Paulo Medeiros, Ana Sá, Vanessa Palha, Teresa Pimentel, Narciso Oliveira, Carlos Capela
INTRODUÇÃO
A elevação aguda das transamínases (>1000 U/L) ocorre aquando de lesão hepatocelular extensa. Uma lesão desta magnitude é essencialmente de etiologia vírica, tóxica ou isquémica. A etiologia isquémica pode decorrer de hipotensão/hipoperfusão hepática ou de insuficiência cardíaca aguda por congestão passiva.
CASO CLÍNICO
Homem de 89 anos. Antecedentes de HTA, dislipidemia, cardiopatia isquémica (EAM 15 anos antes) e etilismo moderado. Incumprimento terapêutico no último ano.
Recorreu ao Serviço de Urgência (SU) por dispneia para pequenos esforços e palpitações com 3 dias de evolução. Dispneia de início súbito e incapacitante para tarefas diárias. Apresentou 3 episódios de vómito alimentar. Sem alteração recente dos hábitos etílicos. Negava toracalgia, tonturas, tosse, expetoração, alterações do trânsito intestinal ou disúria.
Ao exame físico, consciente, colaborante e orientado. Escleróticas ictéricas. PA 122/86 mmHg; FC 140 bpm; SpO2 91% e T 36.0ºC. Auscultação cardíaca arrítmica, sem sopros. Auscultação pulmonar com crepitações nas bases. Abdómen mole e depressível, moderadamente doloroso à palpação profunda dos quadrantes direitos. Edema pré-tibial bilateral.

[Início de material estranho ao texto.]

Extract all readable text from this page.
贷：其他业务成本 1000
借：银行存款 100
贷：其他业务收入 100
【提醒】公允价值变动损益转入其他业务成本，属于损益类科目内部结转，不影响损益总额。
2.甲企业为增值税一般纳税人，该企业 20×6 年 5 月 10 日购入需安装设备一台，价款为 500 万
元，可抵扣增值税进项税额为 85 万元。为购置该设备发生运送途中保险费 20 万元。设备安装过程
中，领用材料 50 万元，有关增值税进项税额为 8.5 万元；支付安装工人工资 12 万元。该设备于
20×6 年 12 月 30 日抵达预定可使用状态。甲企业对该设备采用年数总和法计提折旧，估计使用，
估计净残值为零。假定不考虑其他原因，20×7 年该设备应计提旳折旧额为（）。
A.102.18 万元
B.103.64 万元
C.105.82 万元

Gasimetria arterial: acidose metabólica compensada e hiperlactacidemia (7.74 mmol/L). ECG: fibrilhação auricular com frequência ventricular de 140/min. Analiticamente: bilirrubina total de 3.11 mg/dL (34% conjugada), AST 1400U/L, ALT 1281 U/L, elevação marginal (não sustentada) dos marcadores de necrose miocárdica, PBNP 7990 pg/mL, INR 2.32. Lipase e amilase normais. Serologias de VHC e VHB negativas. Ecocardiograma: compromisso severo da função sistólica do ventrículo esquerdo (FEVE 20%) e dilatação do ventrículo direito (VD). Angio TC toraco-abdominal: derrame pleural bilateral de pequeno volume, “falhas de preenchimento vascular nos segmentos basais dos lobos inferiores, sugestivas de tromboembolismo pulmonar bilateral (TEP)”.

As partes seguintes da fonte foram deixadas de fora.